6 Jacques Rancière, le Partage du sensible, esthétique et politique, La Fabrique, Paris, 2000.
7 Sally Banes, « Power and the dancing body », Mobiles n° 1, l’Harmattan, 1999, p. 27-41.
8 Laurence Louppe, Poétique de la danse contemporaine, Contredanse, Bruxelles, 2007.

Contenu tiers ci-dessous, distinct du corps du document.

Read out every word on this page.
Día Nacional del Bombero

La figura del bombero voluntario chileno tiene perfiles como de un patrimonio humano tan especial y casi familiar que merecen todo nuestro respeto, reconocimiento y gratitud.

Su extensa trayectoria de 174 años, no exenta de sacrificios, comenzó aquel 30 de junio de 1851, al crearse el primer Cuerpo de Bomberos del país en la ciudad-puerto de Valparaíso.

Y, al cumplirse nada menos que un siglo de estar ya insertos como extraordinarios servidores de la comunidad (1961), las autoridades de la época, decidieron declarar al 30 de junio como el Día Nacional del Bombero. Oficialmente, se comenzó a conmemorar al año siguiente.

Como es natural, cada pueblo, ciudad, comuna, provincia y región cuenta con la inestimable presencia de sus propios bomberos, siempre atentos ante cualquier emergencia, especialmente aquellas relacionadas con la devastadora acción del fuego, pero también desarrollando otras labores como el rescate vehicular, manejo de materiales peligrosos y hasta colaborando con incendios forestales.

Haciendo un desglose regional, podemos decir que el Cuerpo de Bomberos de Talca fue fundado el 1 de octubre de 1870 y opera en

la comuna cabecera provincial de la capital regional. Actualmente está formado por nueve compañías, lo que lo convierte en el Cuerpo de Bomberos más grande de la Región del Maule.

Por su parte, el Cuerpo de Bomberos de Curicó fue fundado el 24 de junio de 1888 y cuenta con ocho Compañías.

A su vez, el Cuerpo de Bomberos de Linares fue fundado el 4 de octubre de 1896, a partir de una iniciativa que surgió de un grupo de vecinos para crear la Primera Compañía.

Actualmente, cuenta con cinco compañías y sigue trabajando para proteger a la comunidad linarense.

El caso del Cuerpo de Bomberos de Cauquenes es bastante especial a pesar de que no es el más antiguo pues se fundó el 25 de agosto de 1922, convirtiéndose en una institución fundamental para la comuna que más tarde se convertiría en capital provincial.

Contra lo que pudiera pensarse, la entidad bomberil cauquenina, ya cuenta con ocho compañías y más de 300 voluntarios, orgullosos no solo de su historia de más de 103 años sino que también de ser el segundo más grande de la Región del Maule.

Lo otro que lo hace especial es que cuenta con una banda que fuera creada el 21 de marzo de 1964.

Danser n’est pas dire / Mariem Guellouz

J’étais, petite, sur le front de la danse. Le corps de ballet imposait sa discipline ascétique, un corps idéal, maigre, sportif, productif, pétri de normes. Les rats rêvaient de se métamorphoser en étoiles, avant que les anatomies fatiguées, usées, déformées, ne tiennent plus leur place, ne soient plus performantes, et partent prématurément à la retraite. Il fallait parait-il, en passer par là, faire son service, s’entraîner, obéir, souffrir. Un métier de petits soldats, de la chair à canons de beauté.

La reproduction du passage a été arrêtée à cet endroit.